Tuesday, March 27, 2012

Scaphosepalum pleurothallodes round 2, second part

This time I decided to return to the place where Alex and I got lost since he found the type there.  So Gabriel and German came with us. We have to pick up some machetes so we will be prepared.

German and Gabriel were going to guide us but we were also prepared to trust our GPS.  We started our trip walking by the river and then into the forest through a super steep river bank that was so steep that it was difficult to look for pleurothallids, but we got super lucky and found Muscarellas, Sarcinulas, Platysteles, Dryadellas and Specklinias (all sister to Scaphosepalum).  The most incredible view were Vanilla plants along these steep hills and Aristolochia ruiziana the first time I have seen the in the wild.
We kept on climbing and we reached the same plateu were I got lost, it was a very good moment, to be there but this time with friends and ready to find this elusive Scaphosepalum.

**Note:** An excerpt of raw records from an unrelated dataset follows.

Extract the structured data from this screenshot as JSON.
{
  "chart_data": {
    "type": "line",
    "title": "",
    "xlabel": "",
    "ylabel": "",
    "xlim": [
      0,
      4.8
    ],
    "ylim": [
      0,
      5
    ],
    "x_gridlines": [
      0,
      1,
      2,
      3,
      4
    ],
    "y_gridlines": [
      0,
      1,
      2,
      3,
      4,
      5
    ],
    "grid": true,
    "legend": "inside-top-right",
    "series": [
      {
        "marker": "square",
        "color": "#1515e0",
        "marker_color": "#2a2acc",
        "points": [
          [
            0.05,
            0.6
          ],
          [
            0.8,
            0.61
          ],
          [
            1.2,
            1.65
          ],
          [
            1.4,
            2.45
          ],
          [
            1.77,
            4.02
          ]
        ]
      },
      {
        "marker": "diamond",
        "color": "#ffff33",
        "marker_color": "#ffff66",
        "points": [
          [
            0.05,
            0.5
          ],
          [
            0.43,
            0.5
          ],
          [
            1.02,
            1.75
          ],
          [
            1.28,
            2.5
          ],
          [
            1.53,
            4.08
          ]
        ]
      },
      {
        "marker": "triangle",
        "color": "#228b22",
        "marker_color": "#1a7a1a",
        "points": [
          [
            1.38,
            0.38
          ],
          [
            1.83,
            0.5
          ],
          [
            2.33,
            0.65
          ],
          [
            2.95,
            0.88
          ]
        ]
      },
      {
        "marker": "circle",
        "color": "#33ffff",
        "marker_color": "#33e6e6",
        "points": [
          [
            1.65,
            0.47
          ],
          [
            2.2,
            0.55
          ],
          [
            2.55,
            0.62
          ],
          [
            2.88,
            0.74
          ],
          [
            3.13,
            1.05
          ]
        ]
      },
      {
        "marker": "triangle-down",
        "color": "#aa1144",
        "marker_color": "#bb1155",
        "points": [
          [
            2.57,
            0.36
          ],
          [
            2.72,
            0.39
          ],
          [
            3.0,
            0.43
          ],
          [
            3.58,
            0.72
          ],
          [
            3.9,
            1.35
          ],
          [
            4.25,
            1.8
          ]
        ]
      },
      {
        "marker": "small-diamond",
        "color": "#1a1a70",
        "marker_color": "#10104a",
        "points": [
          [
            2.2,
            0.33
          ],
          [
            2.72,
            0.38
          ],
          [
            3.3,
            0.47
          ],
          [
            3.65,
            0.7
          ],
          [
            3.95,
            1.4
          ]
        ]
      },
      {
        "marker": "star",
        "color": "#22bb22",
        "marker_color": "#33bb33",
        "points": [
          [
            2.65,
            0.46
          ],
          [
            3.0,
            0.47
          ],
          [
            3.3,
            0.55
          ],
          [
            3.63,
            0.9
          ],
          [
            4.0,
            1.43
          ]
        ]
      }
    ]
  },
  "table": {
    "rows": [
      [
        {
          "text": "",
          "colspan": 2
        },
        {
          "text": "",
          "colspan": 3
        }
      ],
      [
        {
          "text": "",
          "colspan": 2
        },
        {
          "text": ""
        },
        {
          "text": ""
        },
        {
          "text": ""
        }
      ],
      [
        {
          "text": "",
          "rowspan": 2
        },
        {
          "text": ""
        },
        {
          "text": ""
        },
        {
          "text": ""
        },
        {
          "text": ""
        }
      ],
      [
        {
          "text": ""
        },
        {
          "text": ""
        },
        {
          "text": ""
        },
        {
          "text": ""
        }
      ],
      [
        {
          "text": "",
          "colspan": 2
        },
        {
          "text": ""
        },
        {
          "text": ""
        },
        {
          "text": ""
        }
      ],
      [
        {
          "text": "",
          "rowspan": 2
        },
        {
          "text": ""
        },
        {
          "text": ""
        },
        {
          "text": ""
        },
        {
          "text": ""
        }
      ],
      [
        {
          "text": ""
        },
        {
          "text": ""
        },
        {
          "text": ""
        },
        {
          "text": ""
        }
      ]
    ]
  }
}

We found Specklinias but still could not find Scaphosepalum pleurothallodes.  We started our way back and guess what...our guides got lost again.  Jeff kept on following his GPS so sooner or later we were going to get out of there but did not not want  to make our field guides feel bad so we kept on walking with them.  German and Gabriel finally gave up and we walked following the river (Jeff was still checking with his GPS and we were fine) and look what we found, you really need to watch carefully and twist your feet so you do not stand on them:

Scaphosepalum pleurothallodes won again though 3-0, the boys were relaxing by these natural swimming pools, I was completely frustrated at the time because the next day was the Ecuadorian sensus which meant we could not go out to the field and there was a curfew starting at 4 pm that day and the law of no alcohol distribution was clearly not observed in this place.  It was 5 by the time these gentlemen were drinking some refreshments...

Before I forget...The Ecuadorian census is very interesting, all the high school students receive training from the government agency and they are assigned areas where they have to go and conduct the sensus interviews, therefore, the curfew.  The sensus is performed in one day and you cannot find anyone on the street.
 Jeff being counted for the Ecuadorian sensus

During the census the Amazonian fauna enjoy the lack of humans and go for a bath in the junction of the Tena and Pano rivers. The tapir was exploring a panga (amozonian canoe) that was left there.